このように考えれば、予算編成の具体策の各項目を解釈することは容易になる。各論的な分析は、本誌の別稿に譲ることとするが、障害のある人たちが地域において自立した生活を送れるように支援する体制の整備は、社会福祉法人によって担われることを当然の前提としているわけではないことを、明確に意識しておくべきである。当面の競争相手としては医療法人(精神障害者医療につぎ込まれる巨大な予算と精神障害者福祉への極小な予算配分のアンバランスを見よ)が考えられるが、就労支援の分野では営利企業等による教育訓練や職業コンサルタントなどを想起してみよう。障害者は、これらを契約という論理を媒介にして、市場から手に入れることができなければならないのである。

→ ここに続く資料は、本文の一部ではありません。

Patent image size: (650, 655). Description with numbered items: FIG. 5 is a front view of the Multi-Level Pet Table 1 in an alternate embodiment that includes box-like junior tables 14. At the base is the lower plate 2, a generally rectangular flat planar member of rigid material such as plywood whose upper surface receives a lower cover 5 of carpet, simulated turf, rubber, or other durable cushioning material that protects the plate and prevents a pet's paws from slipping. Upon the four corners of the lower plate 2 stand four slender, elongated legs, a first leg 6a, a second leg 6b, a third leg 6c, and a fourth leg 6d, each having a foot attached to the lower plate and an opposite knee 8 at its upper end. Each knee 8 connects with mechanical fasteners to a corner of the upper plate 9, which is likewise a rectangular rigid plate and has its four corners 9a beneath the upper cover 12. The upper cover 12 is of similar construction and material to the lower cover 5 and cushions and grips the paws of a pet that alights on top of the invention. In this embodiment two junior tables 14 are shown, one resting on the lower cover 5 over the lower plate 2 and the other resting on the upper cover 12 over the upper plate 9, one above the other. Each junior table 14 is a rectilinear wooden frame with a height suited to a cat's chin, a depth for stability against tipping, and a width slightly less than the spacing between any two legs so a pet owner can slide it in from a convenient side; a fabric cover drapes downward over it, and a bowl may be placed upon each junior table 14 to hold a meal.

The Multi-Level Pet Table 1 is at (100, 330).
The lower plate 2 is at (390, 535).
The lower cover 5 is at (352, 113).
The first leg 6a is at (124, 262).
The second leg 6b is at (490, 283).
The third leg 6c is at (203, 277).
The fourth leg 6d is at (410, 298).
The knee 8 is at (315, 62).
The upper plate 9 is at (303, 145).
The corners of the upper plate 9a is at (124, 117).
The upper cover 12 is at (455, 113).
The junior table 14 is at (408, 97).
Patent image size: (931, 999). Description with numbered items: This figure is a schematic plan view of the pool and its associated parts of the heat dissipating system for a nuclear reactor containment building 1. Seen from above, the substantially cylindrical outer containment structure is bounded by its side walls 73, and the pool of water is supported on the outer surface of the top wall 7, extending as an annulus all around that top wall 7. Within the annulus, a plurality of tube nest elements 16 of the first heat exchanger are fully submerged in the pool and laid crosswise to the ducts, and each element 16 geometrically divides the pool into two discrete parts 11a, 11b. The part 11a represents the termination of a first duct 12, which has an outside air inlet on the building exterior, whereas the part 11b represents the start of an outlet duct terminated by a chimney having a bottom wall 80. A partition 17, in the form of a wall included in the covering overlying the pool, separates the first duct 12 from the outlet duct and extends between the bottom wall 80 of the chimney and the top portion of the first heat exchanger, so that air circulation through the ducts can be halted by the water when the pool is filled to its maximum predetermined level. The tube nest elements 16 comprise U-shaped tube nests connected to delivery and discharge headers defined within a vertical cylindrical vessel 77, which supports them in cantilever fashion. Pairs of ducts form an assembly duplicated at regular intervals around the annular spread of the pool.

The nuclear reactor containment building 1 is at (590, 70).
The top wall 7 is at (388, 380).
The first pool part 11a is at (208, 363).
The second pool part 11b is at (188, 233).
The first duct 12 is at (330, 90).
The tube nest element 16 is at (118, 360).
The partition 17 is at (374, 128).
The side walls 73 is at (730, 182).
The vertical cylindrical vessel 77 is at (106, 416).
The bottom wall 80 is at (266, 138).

このような流れは、行財政改革のもとで実行されているわけだから、国家財政の負担によることは、極力避けられなければならないという力学が働くのもまた、構造改革路線の必然的な結果である。利用者負担の適正化と地方分権の大義名分によって、国庫負担を増大させない方策がとられることとなる。

このような方向を今回の予算案にあてはめて見れば、障害認定・区分の段階で対象者を絞る方法、ケアマネジメントを活用して財政的なコントロールをさせようとする方法、所得保障の充実にはほとんど触れず応益負担の議論だけを先行させるという方法、財政負担の予想される障害児の療育や生活支援に関する政策形成を先送りさせようとする方法などに典型的に表れていると言えるだろう。

4 権利擁護の前進を

このような事態に対応するためには、権利擁護システムの充実のための予算投入がより積極的に行われる必要がある。

具体的には、地域福祉権利擁護事業を各市町村に展開することや成年後見制度の利用を促進する事業を充実すること、苦情解決のための公的なオンブズパーソンを設定すること、契約の締結に当たっての説明義務と文書化を進めること、第三者評価をあらゆる障害について全国各地で実施できるようにすること、差別禁止を理念として規定するだけではなく具体化するための方策を講ずることなどの施策が、早急に実現されなければならない。